Mustafa Kemal ATATÜRK

        Savaş, geniş kişi toplulukları arasında meydana gelen, genel anlamıyla ileri derecede şiddet içeren olay, çarpışma, çatışmanın adıdır. Ve savaş Birleşmiş Milletler Cemiyeti tarafından bazı temellere ve kurallara dayandırılmıştır. Geçmişte yapılan savaşların aksine günümüzdeki savaşlarda özellikle sivillerin (masum) öldürülmesini engellemek, ülke ya da kitleleri yok etmektense onları güçsüz bırakma amacı güdülmektedir. Ancak buna rağmen günümüzde trajediler yaşanmaya devam etmektedir. 1990'lı yıllarda Kuzey Afrika'yı sömürgeleştirme amacıyla çıkarılan iç savaşlarda ve kabile savaşlarında 1 milyonun üzerinde insan ölürken gene günümüzde ABD'nin 2003 Mart ayında başlattığı Irak işgalinde 2006 yılı Aralık ayı itibariyle 700.000 kişinin öldüğü, öldürüldüğü tahmin edilmektedir. Sadece bu rakamlar bile savaşın ölüm ve kan üretmekteki vahşetini görmeye yetmektedir. Bunun yanında Afganistan işgali, Körfez Savaşı'yla ABD'nin sömürgeleştirme politikasını sürdürmesi, tarih boyunca yaşanmış olan "güçlü olanın zulmünü günümüzde de gözler önüne sermektedir. Maalesef insanlık tarihi savaşlarla doludur. Yapılan tüm barış antlaşmaları da yapılacak olan diğer savaşlar için bir ara verme, güç toplama niteliği taşımaktadır.

        Şimdide Rusya ile Gürcistan arasındaki Oselya Savaşı resmen başladı ve bütün hızıyla devam ediyor. İnsanlık ayıbı savaş manzaraları da dünya basınına düşmeye başladı. Her zaman olduğu gibi ihtirasların ve zalimlerin hatalarını masum halk ödüyor. Yaşlı, kadın ve çocuklar savaşların mağdurları. Filistin, Irak, Afganistan, Bosna ve şimdi de Rusya. Manzara aynı, ölenler aynı, öldürenler aynı. Dini, dili, ırkı, felsefesi ne olursa olsun ölenler masum, savaşı çıkaranlar zalimdir. Daha çok toprak, daha çok hırs, daha çok enaniyet ve sonrası 21. asrın eşiğinde orta çağdan kalma kan ve vahşet manzaraları. Savaş asıl manasının dışında; acizlerin başvurduğu ve hiçbir haklı gerekçesi olmayan bir vahşet sistemi.

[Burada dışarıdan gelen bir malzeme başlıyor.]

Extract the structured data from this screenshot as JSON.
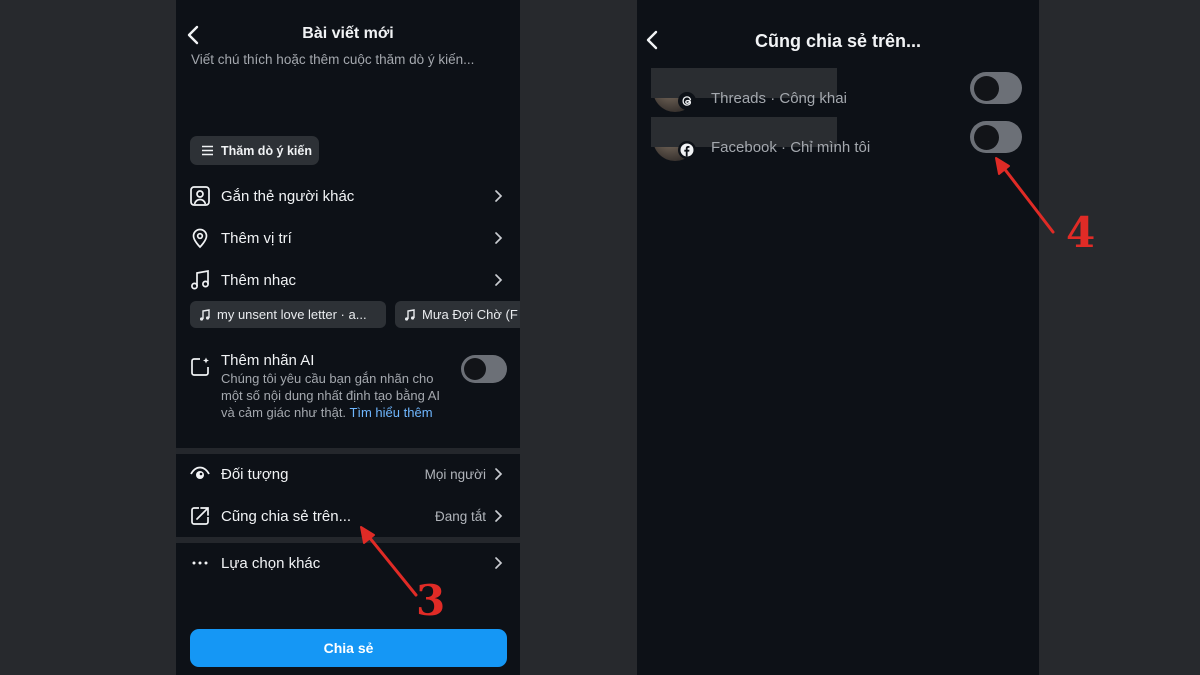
{
  "left_screen": {
    "title": "Bài viết mới",
    "caption_placeholder": "Viết chú thích hoặc thêm cuộc thăm dò ý kiến...",
    "poll_button": "Thăm dò ý kiến",
    "rows": {
      "tag_people": "Gắn thẻ người khác",
      "add_location": "Thêm vị trí",
      "add_music": "Thêm nhạc",
      "audience": "Đối tượng",
      "audience_value": "Mọi người",
      "also_share": "Cũng chia sẻ trên...",
      "also_share_value": "Đang tắt",
      "more_options": "Lựa chọn khác"
    },
    "music_chips": [
      "my unsent love letter · a...",
      "Mưa Đợi Chờ (F"
    ],
    "ai_label": {
      "title": "Thêm nhãn AI",
      "description": "Chúng tôi yêu cầu bạn gắn nhãn cho một số nội dung nhất định tạo bằng AI và cảm giác như thật.",
      "link_text": "Tìm hiểu thêm",
      "toggle_on": false
    },
    "share_button": "Chia sẻ"
  },
  "right_screen": {
    "title": "Cũng chia sẻ trên...",
    "accounts": [
      {
        "label": "Threads · Công khai",
        "badge_icon": "threads-icon",
        "toggle_on": false
      },
      {
        "label": "Facebook · Chỉ mình tôi",
        "badge_icon": "facebook-icon",
        "toggle_on": false
      }
    ]
  },
  "annotations": {
    "step_3": "3",
    "step_4": "4",
    "color": "#e02b26"
  },
  "colors": {
    "accent": "#1597f5",
    "background": "#0d1117",
    "link": "#6fb7ff"
  }
}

        Savaş haklı gerekçelerle yapılır ve savaşlarında bir felsefesi, amacı olur. Bunun en güzel örneklerini şanlı tarihimizin sahifelerinde görebiliriz. Bize isnat edilen ve batı dünyasının üstüne basa basa vurguladığı Ermeni Soykırımı diye bir şeye Anadolu toprakları üzerinde kesinlikle rastlanılmamıştır. Tam tersi Ermeni mezalimlerinin Anadolu'da ki izleri her geçen gün çıkarılan toplu mezarlarla gün ışığına çıkmaktadır.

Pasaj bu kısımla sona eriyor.